Dropping his duffel bag on the bed, he sorted dirty clothes into light, dark and super hero - he'd learned the hard way that it was a bad idea to wash his civvies with his Captain America uniform - and stacked the baskets by the door for later. As he carried his toiletries into the bathroom, he thought that she should have an extra set for as much as her been traveling g lately. He'd mention it to Sharon and they could pick up the necessary items when they went shopping.

He looked up at the clock - picked up at a flea market because it reminded him of the one in his old apartment - and decided he had enough time to sort through his mail, what little there was. Steve Rogers had only been on the grid for two years and didn't live any one place long enough to even get much junk mail — excluding the random things Sam, Tony and Clint Barton signed him up for because they thought it was hilarious. Captain America had a separate post office box that mostly contained cards and letters from children and the occasional "thank you" note from someone he'd saved. He made a point to go through that mail on the first week of every month, an appointment Sharon set up in his calendar for him and arranged with the post office.

He leaned against the kitchen counter as he sorted through the week's worth of mail someone — probably Sam since Sharon had been at her parents' for the reunion — had picked up. There were two credit card offers (finally building some credit history), a letter from Life Alert (ha ha, Tony, he thought), an ad from Rogaine (you're killing me, Hawkeye), a Victoria's Secret catalog (Sam...or Black Widow) and, finally, a bagged periodical at the bottom of the stack.

He tore the bag, pulled out the magazine, and immediately shoved it back inside like he'd released a poisonous snake. Of course, in his haste, the bottom of the bag ripped and the magazine - as well as its scandalous inserts - spread across the floor.

As he bent to pick up the spilled contents, he heard the door open behind him.

"Steve?" Sharon called. "Are you ready?"

"Just a second," he answered, sweeping furiously to collect the evidence before his girlfriend saw it.

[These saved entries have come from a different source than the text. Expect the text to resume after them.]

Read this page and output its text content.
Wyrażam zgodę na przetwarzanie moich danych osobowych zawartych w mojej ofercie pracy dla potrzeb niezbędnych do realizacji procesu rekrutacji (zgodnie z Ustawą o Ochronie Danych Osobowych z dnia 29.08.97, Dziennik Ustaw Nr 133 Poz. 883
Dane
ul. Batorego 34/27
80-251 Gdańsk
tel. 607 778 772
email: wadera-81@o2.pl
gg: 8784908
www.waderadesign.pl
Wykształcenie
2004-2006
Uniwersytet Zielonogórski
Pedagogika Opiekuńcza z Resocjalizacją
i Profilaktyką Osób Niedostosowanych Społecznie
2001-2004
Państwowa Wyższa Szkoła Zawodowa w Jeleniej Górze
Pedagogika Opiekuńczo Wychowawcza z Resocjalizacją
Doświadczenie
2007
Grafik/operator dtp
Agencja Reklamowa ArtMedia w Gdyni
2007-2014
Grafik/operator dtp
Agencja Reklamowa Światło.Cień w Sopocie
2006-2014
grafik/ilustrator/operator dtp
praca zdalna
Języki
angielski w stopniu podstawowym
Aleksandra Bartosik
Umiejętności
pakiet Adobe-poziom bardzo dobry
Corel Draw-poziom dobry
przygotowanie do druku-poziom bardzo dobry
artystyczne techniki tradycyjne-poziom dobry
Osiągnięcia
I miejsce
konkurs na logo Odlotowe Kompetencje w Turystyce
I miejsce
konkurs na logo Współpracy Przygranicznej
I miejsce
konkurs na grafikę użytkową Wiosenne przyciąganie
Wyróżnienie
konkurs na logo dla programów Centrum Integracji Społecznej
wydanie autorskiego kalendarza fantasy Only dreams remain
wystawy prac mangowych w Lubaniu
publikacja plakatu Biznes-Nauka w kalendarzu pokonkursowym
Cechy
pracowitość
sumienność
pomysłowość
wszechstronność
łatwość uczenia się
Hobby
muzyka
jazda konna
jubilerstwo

"I know I'm early but there's no food in my apartment and I'm -" Sharon trailed off as she rounded the corner and caught sight of her boyfriend crouched on the floor with fistfuls of Playboy.

"Did I interrupt something?" she asked, she fisted her hands on her hips but the smile she couldn't contain belayed the stern stance.

"I was just reading my mail..." he said, obviously flustered.

"And since when do you get nudie magazines?"

"Since Tony subscribed me to them." He looked up at her, his ears red in frustration and embarrassment.

Sharon knelt down and helped him gather the magazine inserts, despite his protests. "Naked women don't bother me, Steve," she laid her hand over one of his. "I'm sorry we bother you."

"They don't...I mean...You don't..."

"It's okay," she said. "Let me help you clean this up and then I'll buy you dinner."